Error in reshape long multiple variables


I have to reshape my dataset from wide to long. I have 500 variables that range from 2016 to 2007 and are recorded as abcd2016 and so on. I needed a procedure that allowed me to reshape without writing all the variables' names and I run:

unab vars : *2016 
local stubs16 : subinstr local vars "2016" "", all
unab vars : *2015 
local stubs15 : subinstr local vars "2015" "", all

and so on, then:

reshape long `stubs16' `stubs15' `stubs14' `stubs13' `stubs12' `stubs11' `stubs10' `stubs09' `stubs08' `stubs07', i(id) j(year)

but I get the error

invalid syntax
r(198);

Why?
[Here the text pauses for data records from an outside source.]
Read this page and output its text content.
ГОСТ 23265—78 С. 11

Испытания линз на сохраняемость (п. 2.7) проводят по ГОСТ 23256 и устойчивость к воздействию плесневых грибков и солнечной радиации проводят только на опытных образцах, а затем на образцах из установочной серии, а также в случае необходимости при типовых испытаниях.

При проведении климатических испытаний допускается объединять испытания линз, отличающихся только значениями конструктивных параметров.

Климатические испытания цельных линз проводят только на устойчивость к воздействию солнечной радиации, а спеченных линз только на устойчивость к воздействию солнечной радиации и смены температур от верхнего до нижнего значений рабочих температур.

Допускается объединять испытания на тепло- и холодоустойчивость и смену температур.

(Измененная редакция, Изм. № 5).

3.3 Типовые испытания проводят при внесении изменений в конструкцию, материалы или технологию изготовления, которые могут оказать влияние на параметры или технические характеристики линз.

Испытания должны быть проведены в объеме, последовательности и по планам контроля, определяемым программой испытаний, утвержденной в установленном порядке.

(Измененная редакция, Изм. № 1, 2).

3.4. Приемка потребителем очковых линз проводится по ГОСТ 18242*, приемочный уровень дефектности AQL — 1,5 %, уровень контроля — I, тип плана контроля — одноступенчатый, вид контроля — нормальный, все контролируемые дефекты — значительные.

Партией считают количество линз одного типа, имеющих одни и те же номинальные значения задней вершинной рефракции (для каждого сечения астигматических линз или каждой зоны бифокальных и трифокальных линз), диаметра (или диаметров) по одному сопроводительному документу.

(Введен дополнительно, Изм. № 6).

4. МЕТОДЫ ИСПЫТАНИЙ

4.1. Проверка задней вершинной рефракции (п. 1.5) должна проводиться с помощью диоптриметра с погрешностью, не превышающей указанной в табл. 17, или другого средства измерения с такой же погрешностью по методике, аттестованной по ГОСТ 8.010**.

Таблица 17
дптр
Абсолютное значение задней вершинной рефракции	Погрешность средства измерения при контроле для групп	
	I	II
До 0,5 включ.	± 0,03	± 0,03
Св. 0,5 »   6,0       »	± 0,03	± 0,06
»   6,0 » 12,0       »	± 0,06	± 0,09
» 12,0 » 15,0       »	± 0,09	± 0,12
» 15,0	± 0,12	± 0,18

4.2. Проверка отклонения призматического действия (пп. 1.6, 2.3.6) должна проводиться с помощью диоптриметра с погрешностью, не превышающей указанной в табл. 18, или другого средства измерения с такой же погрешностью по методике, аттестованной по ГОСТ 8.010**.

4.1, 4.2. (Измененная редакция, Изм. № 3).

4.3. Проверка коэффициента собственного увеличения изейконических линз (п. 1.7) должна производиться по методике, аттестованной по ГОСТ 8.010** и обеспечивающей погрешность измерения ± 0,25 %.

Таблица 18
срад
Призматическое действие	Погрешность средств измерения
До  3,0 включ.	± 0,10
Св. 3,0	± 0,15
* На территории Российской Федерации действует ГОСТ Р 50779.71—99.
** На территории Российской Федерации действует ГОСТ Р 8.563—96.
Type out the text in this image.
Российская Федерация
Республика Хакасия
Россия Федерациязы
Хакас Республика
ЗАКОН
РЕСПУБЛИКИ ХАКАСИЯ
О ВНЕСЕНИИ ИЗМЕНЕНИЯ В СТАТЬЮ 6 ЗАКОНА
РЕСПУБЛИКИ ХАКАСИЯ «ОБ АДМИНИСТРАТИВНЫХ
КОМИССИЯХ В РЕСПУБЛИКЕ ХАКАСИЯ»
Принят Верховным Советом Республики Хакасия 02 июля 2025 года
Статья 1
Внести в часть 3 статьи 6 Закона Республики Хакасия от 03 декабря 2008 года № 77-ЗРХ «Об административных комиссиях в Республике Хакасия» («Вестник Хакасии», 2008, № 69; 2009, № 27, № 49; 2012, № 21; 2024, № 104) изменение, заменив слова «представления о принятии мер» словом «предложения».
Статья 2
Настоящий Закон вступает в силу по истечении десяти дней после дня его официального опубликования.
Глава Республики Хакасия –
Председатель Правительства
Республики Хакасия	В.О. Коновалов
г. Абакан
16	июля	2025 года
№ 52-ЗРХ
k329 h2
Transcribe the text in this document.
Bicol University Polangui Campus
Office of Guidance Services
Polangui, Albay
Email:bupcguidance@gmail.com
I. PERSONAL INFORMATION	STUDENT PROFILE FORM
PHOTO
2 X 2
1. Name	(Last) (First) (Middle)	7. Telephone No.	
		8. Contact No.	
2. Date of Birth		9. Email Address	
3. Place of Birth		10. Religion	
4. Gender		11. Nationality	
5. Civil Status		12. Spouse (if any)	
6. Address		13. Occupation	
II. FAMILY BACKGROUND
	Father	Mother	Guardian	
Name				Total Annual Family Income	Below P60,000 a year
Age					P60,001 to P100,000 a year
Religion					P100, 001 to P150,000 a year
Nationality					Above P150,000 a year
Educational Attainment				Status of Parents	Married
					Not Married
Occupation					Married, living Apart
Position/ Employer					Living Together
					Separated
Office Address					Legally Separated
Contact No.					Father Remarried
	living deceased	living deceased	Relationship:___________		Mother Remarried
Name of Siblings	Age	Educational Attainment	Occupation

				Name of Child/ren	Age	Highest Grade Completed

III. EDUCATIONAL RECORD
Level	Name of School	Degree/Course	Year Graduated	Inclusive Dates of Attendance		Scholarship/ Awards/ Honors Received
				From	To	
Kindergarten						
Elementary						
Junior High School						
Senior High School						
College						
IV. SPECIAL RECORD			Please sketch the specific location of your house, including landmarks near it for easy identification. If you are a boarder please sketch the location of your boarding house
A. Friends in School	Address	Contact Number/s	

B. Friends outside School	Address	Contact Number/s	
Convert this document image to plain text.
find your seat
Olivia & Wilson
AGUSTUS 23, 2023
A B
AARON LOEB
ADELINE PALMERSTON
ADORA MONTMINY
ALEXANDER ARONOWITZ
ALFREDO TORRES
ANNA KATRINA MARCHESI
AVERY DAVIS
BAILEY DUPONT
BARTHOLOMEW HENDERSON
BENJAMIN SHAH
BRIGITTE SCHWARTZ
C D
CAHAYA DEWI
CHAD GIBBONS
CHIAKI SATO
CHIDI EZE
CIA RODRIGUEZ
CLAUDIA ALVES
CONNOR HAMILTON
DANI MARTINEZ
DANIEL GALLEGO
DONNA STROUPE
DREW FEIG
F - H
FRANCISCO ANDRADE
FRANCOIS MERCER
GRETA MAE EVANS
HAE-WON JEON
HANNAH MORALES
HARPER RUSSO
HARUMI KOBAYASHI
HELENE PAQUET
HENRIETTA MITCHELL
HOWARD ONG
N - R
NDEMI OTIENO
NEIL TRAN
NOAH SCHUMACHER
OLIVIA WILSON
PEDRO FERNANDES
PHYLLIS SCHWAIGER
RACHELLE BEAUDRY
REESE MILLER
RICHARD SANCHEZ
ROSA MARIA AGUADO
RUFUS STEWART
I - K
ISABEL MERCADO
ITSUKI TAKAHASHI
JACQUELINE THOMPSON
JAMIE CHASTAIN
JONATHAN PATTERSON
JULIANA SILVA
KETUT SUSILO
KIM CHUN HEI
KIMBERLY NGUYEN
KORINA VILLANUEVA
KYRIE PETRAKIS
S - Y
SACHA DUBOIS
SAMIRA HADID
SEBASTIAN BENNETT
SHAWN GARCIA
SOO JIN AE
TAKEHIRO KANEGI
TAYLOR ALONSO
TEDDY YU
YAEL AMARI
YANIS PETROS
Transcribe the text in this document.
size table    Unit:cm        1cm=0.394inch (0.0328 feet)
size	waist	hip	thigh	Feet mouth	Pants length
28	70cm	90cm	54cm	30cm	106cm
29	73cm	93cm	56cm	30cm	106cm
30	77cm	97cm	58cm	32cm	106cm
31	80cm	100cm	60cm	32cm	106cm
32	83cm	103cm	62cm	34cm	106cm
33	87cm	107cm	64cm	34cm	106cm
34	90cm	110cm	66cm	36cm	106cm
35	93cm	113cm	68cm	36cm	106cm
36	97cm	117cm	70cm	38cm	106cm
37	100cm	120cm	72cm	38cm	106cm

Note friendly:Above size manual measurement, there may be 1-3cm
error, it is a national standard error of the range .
Can you help me to fix it?


Solution

  • The idea is to just specify the stub when reshaping to long format. To that end, you need to remove the year part from the variable name and store unique stubs in a local that you can pass to reshape:

    /* (1) Fake Data */
    clear
    set obs 100
    gen id = _n
    foreach s in stub stump head {
        forvalues t = 2008(1)2018 {
            gen `s'`t' = rnormal()
        }
    }
    
    /* (2) Get a list of stubs and reshape */
    /* Get a list of variables that contain 20, which is stored in r(varlist) */
    ds *20*
    /* remove the year part */
    local prefixes = ustrregexra("`r(varlist)'","20[0-9][0-9]","")
    /* remove duplicates from list */
    local prefixes: list uniq prefixes 
    reshape long `prefixes', i(id) j(t)
    

    This will store the numeric suffix in a variable called t.